Celle-ci plongea rapidement dans le silence. Clayton regardait Holman à la recherche de réponses.
"Je suis désolé pour ça," dit Holman en prenant quelques profondes inspirations avant d'attraper le Rubik's Cube sur le bureau de Donald. Il joua avec le puzzle dans ses mains alors qu'il continuait à parler. "Donald a derrière lui vingt ans de bons et loyaux services. Il détestait cette affectation, mais c'est la première fois qu'il tente activement de régler cette situation en allant plus loin qu'une lettre peu cordiale."
"Pourquoi est-il ici depuis si longtemps ? Pourquoi—" questionna Clayton.
Holman leva la main pour signaler qu'il avait besoin de se calmer.
"Plus vous êtes lié à ces armoires de classement, plus vous vous débrouillez bien pour lire les transcriptions." Holman replaça le Rubik's Cube sur le bureau. "Ce que vous et moi voyons comme un flux de conscience, Donald le lit comme des phrases et de paragraphes bien formatés. Lorsque nous avons appris l'existence de cet effet, il était déjà à ce poste depuis presque quatre ans. Nous voulions le remplacer depuis quelques temps maintenant, mais il y avait toujours une autre personne d'intérêt que nous devions surveiller, et de moins en moins de temps pour le faire."
"Vous ne prévoyez pas de me garder lié à ce truc, n'est-ce pas ?" demanda Clayton. "Vous ne pouvez pas faire ça !"
"Pour le moment, je vais devoir vous demander de prendre une balle pour l'équipe et de vous maintenir à ce poste." Holman plaça une main sur l'épaule du chercheur désemparé. "Il y a des gens dont les vies dépendent des informations qui peuvent se trouver dans ces armoires."
"Vous n'êtes pas sérieux…" Clayton se leva. Il regarda impuissant Holman se diriger vers la porte.
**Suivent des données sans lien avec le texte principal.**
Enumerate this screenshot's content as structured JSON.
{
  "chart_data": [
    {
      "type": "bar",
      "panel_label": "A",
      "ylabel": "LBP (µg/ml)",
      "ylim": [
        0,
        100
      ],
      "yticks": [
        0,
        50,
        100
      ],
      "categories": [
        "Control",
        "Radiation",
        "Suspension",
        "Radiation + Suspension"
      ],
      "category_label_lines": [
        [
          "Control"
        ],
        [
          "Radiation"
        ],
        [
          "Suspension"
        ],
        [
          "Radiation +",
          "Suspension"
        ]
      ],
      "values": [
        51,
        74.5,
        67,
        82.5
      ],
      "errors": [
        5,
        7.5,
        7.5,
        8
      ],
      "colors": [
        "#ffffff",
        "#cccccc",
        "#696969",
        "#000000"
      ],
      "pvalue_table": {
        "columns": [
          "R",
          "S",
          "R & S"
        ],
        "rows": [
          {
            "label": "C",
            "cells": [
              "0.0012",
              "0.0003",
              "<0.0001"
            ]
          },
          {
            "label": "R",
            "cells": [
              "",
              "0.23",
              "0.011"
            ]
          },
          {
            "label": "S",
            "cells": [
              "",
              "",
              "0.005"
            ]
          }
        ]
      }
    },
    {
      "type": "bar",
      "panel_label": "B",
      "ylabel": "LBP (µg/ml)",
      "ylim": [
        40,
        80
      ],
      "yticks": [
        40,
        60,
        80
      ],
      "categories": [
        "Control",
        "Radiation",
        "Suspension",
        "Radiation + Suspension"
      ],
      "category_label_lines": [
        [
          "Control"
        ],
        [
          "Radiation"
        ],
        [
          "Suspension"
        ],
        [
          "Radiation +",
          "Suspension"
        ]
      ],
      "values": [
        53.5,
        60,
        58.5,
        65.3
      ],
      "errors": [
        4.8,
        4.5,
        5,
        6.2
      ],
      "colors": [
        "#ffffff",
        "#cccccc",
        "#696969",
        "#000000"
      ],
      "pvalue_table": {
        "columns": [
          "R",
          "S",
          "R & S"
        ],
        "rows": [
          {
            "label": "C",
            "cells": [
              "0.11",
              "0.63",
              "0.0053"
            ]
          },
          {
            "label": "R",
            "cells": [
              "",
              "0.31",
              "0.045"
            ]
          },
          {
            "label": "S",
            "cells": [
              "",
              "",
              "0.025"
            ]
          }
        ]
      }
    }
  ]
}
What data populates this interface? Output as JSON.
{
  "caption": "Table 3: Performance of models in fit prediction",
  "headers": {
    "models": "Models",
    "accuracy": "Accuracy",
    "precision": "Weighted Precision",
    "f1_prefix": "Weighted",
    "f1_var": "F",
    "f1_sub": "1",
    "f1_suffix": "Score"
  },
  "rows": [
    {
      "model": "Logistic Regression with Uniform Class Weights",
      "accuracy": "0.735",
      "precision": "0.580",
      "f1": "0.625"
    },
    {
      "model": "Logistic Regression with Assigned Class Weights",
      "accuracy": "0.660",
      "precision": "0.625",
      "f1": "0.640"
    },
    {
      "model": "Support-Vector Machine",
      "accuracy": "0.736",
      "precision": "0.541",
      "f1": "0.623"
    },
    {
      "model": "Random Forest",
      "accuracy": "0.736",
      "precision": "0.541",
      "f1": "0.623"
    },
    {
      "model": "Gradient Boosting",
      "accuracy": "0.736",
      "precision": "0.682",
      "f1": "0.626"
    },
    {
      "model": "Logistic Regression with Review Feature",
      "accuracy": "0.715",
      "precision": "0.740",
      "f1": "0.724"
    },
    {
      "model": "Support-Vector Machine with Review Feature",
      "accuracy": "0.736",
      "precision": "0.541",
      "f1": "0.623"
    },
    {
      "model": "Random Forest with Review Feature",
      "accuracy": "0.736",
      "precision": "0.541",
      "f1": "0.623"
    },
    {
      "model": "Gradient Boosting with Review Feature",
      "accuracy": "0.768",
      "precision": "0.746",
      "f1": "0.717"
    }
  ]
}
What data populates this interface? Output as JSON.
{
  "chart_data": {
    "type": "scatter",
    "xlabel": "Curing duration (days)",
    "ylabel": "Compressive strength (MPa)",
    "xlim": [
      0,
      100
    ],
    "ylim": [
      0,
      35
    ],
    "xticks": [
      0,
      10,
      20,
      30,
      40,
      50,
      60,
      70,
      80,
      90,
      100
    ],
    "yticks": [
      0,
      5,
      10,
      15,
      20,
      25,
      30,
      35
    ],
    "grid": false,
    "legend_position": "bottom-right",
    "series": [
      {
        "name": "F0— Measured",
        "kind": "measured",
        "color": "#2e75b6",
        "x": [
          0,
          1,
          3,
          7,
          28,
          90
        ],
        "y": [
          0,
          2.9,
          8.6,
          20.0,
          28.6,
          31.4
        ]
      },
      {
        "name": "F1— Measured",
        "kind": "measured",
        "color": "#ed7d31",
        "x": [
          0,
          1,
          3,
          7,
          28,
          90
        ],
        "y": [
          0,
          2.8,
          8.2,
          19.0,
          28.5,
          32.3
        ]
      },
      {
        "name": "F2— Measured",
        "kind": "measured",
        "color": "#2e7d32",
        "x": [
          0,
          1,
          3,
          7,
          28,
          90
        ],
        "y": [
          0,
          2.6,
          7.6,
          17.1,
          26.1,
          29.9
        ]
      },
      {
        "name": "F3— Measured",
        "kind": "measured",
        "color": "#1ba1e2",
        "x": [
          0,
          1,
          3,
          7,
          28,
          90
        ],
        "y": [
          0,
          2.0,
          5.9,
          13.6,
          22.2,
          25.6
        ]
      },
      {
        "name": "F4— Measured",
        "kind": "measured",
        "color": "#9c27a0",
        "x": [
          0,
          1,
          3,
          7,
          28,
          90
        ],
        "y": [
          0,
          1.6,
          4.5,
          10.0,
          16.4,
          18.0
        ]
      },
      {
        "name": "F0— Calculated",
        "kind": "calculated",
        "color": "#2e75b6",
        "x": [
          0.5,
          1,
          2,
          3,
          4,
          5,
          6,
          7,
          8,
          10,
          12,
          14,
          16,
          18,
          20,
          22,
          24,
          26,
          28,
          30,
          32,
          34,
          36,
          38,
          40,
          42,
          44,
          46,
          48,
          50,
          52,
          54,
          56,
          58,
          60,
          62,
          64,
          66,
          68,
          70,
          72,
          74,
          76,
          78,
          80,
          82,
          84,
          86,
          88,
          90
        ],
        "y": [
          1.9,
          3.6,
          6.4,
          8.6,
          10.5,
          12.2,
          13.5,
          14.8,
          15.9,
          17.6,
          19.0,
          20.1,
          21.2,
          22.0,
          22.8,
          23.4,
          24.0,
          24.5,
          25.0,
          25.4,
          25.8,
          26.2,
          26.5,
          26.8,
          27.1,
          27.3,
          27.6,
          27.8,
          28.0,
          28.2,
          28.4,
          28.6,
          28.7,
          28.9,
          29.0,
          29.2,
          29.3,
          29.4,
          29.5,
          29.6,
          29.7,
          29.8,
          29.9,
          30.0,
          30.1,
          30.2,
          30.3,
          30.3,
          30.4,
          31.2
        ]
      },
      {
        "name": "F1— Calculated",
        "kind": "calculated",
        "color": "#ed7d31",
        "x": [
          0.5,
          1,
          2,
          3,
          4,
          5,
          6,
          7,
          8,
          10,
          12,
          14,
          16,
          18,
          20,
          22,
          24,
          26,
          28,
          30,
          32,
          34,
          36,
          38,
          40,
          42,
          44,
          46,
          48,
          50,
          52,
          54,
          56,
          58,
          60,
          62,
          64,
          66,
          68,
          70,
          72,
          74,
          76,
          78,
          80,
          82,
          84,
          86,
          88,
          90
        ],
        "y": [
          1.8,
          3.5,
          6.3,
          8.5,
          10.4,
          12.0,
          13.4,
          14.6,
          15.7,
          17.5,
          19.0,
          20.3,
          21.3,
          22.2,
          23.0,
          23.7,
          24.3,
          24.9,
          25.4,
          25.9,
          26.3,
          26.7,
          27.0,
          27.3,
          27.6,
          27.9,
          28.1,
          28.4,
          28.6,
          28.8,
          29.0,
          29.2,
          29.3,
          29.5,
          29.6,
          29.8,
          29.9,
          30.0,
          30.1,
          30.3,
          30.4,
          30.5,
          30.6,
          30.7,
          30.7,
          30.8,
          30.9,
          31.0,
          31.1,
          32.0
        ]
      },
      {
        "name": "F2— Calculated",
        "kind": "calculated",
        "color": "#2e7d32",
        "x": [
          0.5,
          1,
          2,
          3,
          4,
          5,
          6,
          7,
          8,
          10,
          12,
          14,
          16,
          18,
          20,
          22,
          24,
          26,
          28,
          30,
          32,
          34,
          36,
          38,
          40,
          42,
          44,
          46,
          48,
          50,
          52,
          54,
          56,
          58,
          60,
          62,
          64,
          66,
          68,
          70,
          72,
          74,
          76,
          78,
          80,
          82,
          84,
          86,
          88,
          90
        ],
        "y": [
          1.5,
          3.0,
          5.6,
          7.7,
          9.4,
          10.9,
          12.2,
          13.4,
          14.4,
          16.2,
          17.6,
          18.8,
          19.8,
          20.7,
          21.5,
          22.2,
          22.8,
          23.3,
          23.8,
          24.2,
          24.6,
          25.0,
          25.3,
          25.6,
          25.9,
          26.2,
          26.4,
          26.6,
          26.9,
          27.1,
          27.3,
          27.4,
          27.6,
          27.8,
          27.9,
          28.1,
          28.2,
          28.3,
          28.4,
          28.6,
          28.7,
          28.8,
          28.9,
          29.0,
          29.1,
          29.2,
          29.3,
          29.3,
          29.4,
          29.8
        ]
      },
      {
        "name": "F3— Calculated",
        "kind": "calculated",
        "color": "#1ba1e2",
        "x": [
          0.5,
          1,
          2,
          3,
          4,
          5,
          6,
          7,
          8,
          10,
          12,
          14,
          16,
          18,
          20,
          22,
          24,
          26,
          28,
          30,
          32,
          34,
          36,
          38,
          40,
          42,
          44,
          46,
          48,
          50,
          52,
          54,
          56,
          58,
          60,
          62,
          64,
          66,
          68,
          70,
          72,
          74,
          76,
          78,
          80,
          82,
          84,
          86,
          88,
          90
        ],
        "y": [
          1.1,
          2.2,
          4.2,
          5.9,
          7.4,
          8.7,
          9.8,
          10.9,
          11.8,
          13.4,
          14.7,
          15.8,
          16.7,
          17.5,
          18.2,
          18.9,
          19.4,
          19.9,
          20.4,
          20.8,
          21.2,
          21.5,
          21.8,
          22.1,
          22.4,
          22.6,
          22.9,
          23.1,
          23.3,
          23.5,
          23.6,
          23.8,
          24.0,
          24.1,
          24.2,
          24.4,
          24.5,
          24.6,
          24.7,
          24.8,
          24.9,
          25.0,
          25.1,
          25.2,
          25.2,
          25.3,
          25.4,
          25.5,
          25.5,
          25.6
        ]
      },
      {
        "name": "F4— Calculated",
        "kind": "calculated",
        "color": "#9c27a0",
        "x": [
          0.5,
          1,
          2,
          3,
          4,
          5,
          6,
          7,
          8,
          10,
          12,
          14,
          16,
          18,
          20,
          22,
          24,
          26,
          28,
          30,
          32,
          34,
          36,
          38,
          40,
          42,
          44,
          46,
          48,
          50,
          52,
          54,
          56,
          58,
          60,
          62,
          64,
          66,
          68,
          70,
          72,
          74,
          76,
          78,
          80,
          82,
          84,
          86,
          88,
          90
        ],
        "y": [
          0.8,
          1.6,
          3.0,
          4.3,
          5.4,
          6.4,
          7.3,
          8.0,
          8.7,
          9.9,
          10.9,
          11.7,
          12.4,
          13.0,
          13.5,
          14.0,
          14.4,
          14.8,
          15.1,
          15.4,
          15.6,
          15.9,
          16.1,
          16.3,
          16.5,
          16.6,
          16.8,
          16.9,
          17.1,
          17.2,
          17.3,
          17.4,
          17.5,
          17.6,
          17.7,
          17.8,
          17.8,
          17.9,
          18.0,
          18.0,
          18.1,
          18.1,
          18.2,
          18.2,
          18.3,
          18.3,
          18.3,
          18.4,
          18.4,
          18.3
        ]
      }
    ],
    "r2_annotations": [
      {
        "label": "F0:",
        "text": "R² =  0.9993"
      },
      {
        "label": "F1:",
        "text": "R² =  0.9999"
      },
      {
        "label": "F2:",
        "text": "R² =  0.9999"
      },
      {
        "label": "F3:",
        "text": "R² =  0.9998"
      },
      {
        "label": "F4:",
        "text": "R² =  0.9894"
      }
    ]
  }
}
"Je suis désolé, Clayton. Je ne peux rien faire pour le moment," Holman sortit dans le couloir. "Je reviendrai vers vous dès que nous aurons trouvé une solution."
Une fois seul, Clayton regarda un poster sur le mur du fond. Il représentait un chat accroché à une branche avec la phrase "Accroche-toi !" imprimée en dessous. Pendant quelques brèves secondes, il se tint là et fixa l'animal impuissant sur le poster, mais il finit par tomber dans son siège et placer sa tête entre ses mains.